1. No pedirle autógrafos si usted no tiene un libro suyo (o aun otro) a mano. No escribe autógrafos en papeles. Eso se lo deja a los actores de cine.

2. No precipitarse a expresarle entusiastas y exuberantes elogios, muy propios de cachacos. Le producirán de inmediato el deseo de que el ascensor se detenga cuanto antes en el piso adonde se dirige. Decirle cosas como "usted es una gloria nacional" hará que se sienta ya en un mausoleo.

3. Apreciaría más un saludo sobrio como "¿Desde cuando por aquí, maestro? Hacía mucho tiempo que no lo veíamos".

4. Sería preferible que no incurriera en el lugar común de alabarle Cien años de soledad. No lo considera su mejor libro. Aprecia más El amor en los tiempos del cólera.

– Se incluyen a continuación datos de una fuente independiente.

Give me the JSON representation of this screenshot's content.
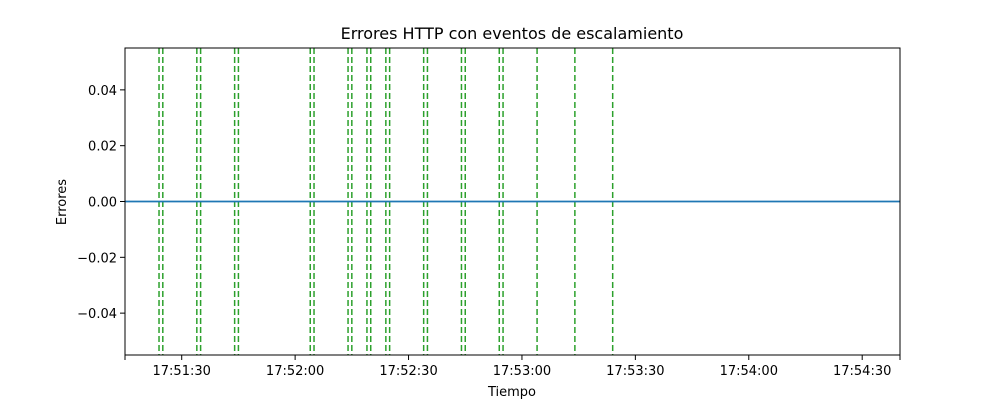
{
  "chart_data": {
    "type": "line",
    "title": "Errores HTTP con eventos de escalamiento",
    "xlabel": "Tiempo",
    "ylabel": "Errores",
    "xlim": [
      "17:51:15",
      "17:54:40"
    ],
    "ylim": [
      -0.055,
      0.055
    ],
    "x_ticks": [
      "17:51:30",
      "17:52:00",
      "17:52:30",
      "17:53:00",
      "17:53:30",
      "17:54:00",
      "17:54:30"
    ],
    "y_ticks": [
      "0.04",
      "0.02",
      "0.00",
      "−0.02",
      "−0.04"
    ],
    "y_tick_values": [
      0.04,
      0.02,
      0.0,
      -0.02,
      -0.04
    ],
    "grid": false,
    "series": [
      {
        "color": "#1f77b4",
        "x": [
          "17:51:15",
          "17:54:40"
        ],
        "y": [
          0,
          0
        ]
      }
    ],
    "event_lines": {
      "color": "#2ca02c",
      "style": "dashed",
      "x": [
        "17:51:24",
        "17:51:25",
        "17:51:34",
        "17:51:35",
        "17:51:44",
        "17:51:45",
        "17:52:04",
        "17:52:05",
        "17:52:14",
        "17:52:15",
        "17:52:19",
        "17:52:20",
        "17:52:24",
        "17:52:25",
        "17:52:34",
        "17:52:35",
        "17:52:44",
        "17:52:45",
        "17:52:54",
        "17:52:55",
        "17:53:04",
        "17:53:14",
        "17:53:24"
      ]
    }
  }
}
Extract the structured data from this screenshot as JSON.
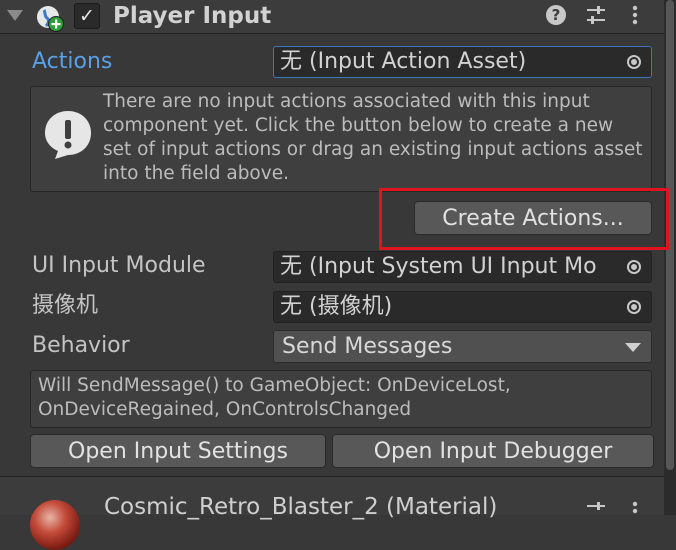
{
  "component": {
    "title": "Player Input",
    "enabled": true,
    "icons": [
      "player-input-component-icon",
      "help-icon",
      "preset-icon",
      "more-menu-icon"
    ]
  },
  "actions": {
    "label": "Actions",
    "value": "无 (Input Action Asset)"
  },
  "help_box": {
    "text": "There are no input actions associated with this input component yet. Click the button below to create a new set of input actions or drag an existing input actions asset into the field above."
  },
  "create_actions_button": "Create Actions...",
  "ui_input_module": {
    "label": "UI Input Module",
    "value": "无 (Input System UI Input Mo"
  },
  "camera": {
    "label": "摄像机",
    "value": "无 (摄像机)"
  },
  "behavior": {
    "label": "Behavior",
    "value": "Send Messages"
  },
  "info_box": {
    "text": "Will SendMessage() to GameObject: OnDeviceLost, OnDeviceRegained, OnControlsChanged"
  },
  "buttons": {
    "open_input_settings": "Open Input Settings",
    "open_input_debugger": "Open Input Debugger"
  },
  "next_component": {
    "title": "Cosmic_Retro_Blaster_2 (Material)"
  },
  "colors": {
    "background": "#383838",
    "highlight": "#e0141e",
    "field": "#2a2a2a",
    "button": "#585858",
    "actions_label": "#5aa0e6"
  }
}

5. No preguntarle por su salud con aire preocupado o compasivo porque, salvo un chequeo de rutina que se hace cada seis meses en Los Ángeles, esos problemas quedaron, por fortuna, atrás. No tiene ningún deseo de que lo vean como un viejito con achaques o a punto de estirar la pata. Como buen caribe, le apuesta siempre a la vida.

6. Si realmente cuando usted lo encuentre está leyendo o acaba de leer un libro suyo, le gusta que se lo comente.

7. Una buena pregunta para él: ¿Por qué le gusta volver a Cartagena?

8. Sobre todo: no proponerle entrevistas, conferencias, firmas de libros, homenajes, menos aún premios. Le basta con el Nobel y tiene razón.